Héribert Kolly se montre plus que réservé: «Pour moi, c’est de l’utopie, on rêve!» Quoiqu’il en soit, la production a repris chez Tetra Pak, jeudi à midi. Le personnel a eu 24 heures pour encaisser le coup. Selon Jacqueline Bugnon, porte-parole de l’entreprise, «le travail a repris sans grogne contre le management local, qui n’est pas preneur de la décision. Le directeur de la production, Serge Ramuz, lui-même licencié, est allé à la rencontre du personnel.» Personnel peu désireux de faire des déclarations à la presse, par ailleurs. Non qu’il ait reçu des consignes de la direction, dit Héribert Kolly. Mais parce que les gens sont choqués.

Les autorités en soutien
La Direction de l’économie et de l’emploi veut soutenir les 131 collaborateurs de Tetra Pak qui perdront leur emploi à la fin 2006. Comment? D’abord en organisant prochainement des séances d’information pour le personnel concerné. Mises sur pied par le Service public de l’emploi, ces séances permettront de simplifier les démarches administratives en vue d’une inscription au chômage, indique la Direction dans un communiqué.
Dès 2006, en accord avec la direction de l’entreprise, une cellule de placement sera créée à Tetra Pak. Cette structure facilitera les recherches d’emploi des collaborateurs. Des bilans professionnels, des cours spécifiques en vue d’améliorer l’aptitude au placement, ainsi que des techniques de recherche de travail seront organisés au sein de cette cellule. Celle-ci fonctionnera tant que son besoin s’en fera sentir.
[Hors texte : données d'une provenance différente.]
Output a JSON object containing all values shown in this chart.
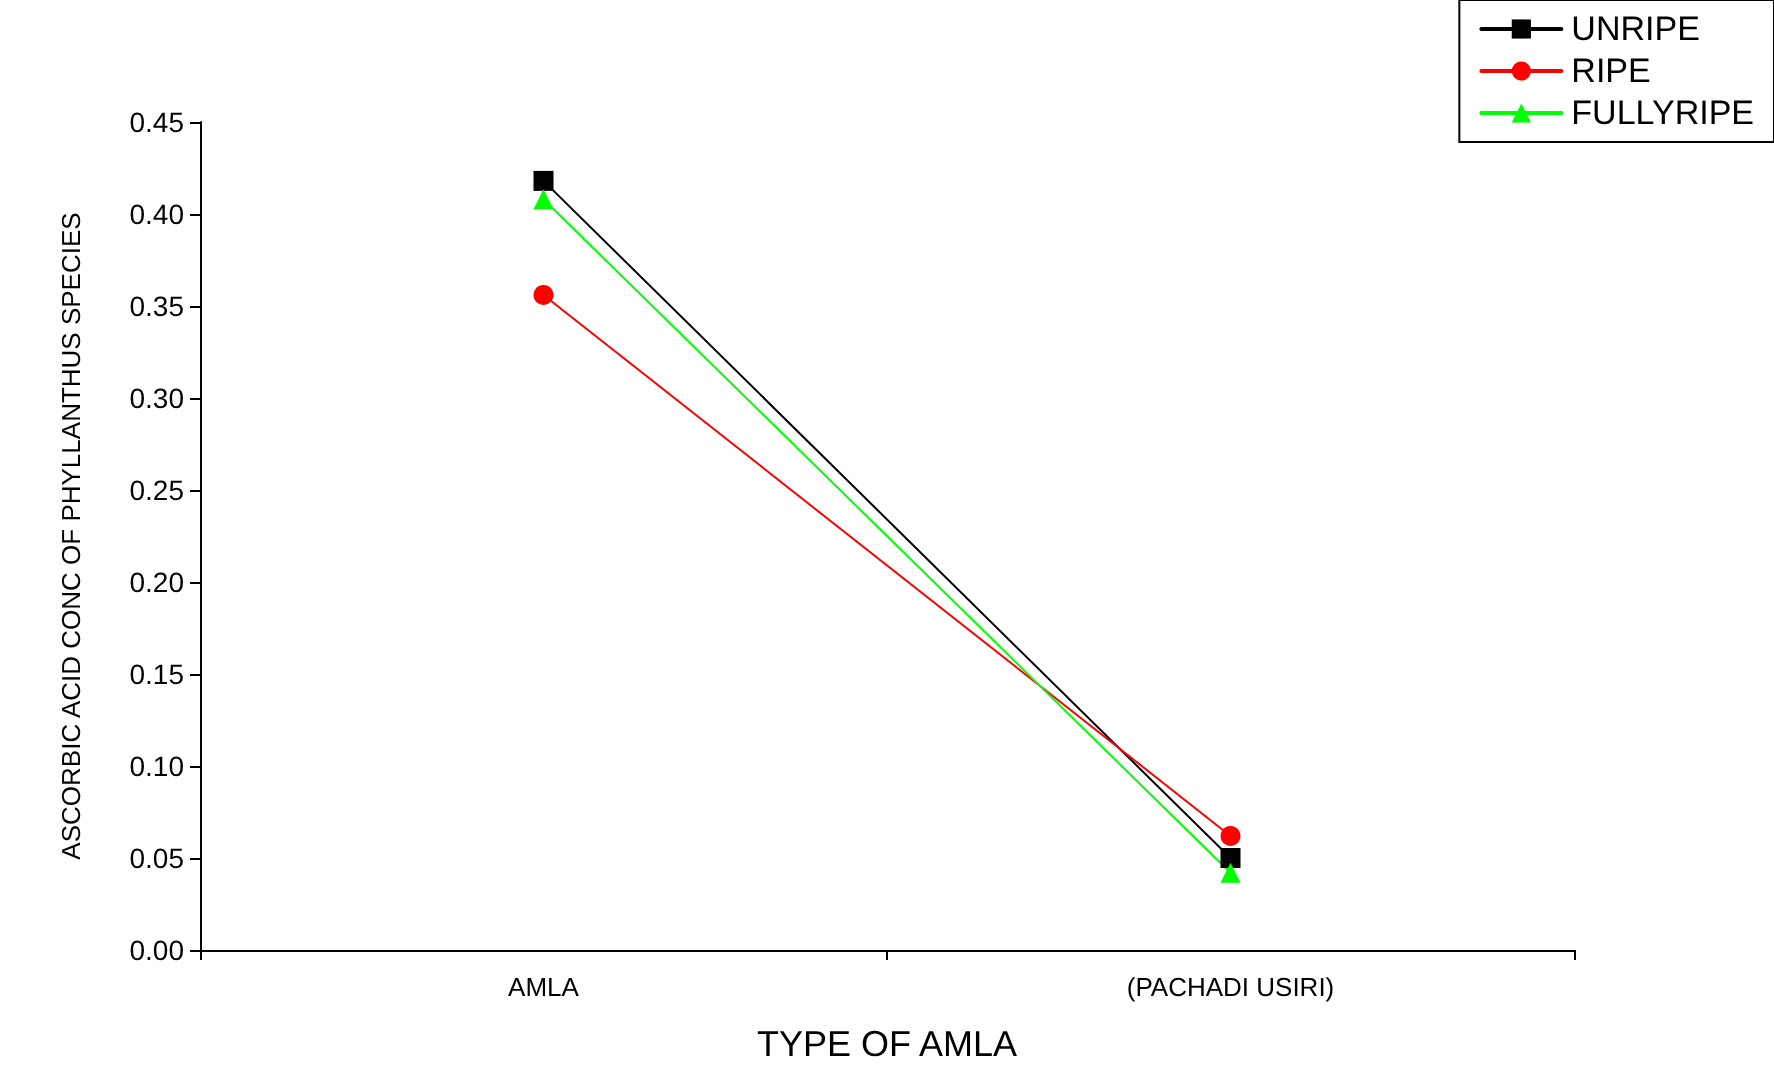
{
  "chart_data": {
    "type": "line",
    "xlabel": "TYPE OF AMLA",
    "ylabel": "ASCORBIC ACID CONC OF PHYLLANTHUS SPECIES",
    "categories": [
      "AMLA",
      "(PACHADI USIRI)"
    ],
    "series": [
      {
        "name": "UNRIPE",
        "color": "#000000",
        "marker": "square",
        "values": [
          0.418,
          0.05
        ]
      },
      {
        "name": "RIPE",
        "color": "#ff0000",
        "marker": "circle",
        "values": [
          0.356,
          0.062
        ]
      },
      {
        "name": "FULLYRIPE",
        "color": "#00ff00",
        "marker": "triangle",
        "values": [
          0.408,
          0.042
        ]
      }
    ],
    "ylim": [
      0,
      0.45
    ],
    "yticks": [
      {
        "value": 0,
        "label": "0.00"
      },
      {
        "value": 0.05,
        "label": "0.05"
      },
      {
        "value": 0.1,
        "label": "0.10"
      },
      {
        "value": 0.15,
        "label": "0.15"
      },
      {
        "value": 0.2,
        "label": "0.20"
      },
      {
        "value": 0.25,
        "label": "0.25"
      },
      {
        "value": 0.3,
        "label": "0.30"
      },
      {
        "value": 0.35,
        "label": "0.35"
      },
      {
        "value": 0.4,
        "label": "0.40"
      },
      {
        "value": 0.45,
        "label": "0.45"
      }
    ],
    "grid": false,
    "legend": "top right",
    "line_style": "solid"
  }
}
La Direction de l’économie, en collaboration avec le préfet de la Glâne, la Région Glâne-Veveyse, les autorités communales et les milieux des entreprises, déterminera une vision économique et une politique régionale pour le district. Le conseiller d’Etat Michel Pittet «souhaite en effet qu’au-delà des mesures immédiates et nécessaires, cette politique contribue encore davantage au développement économique et social du district», poursuit le communiqué. Enfin, la Promotion économique du canton, avec Tetra Pak, déterminera l’affectation future des locaux qui seront disponibles.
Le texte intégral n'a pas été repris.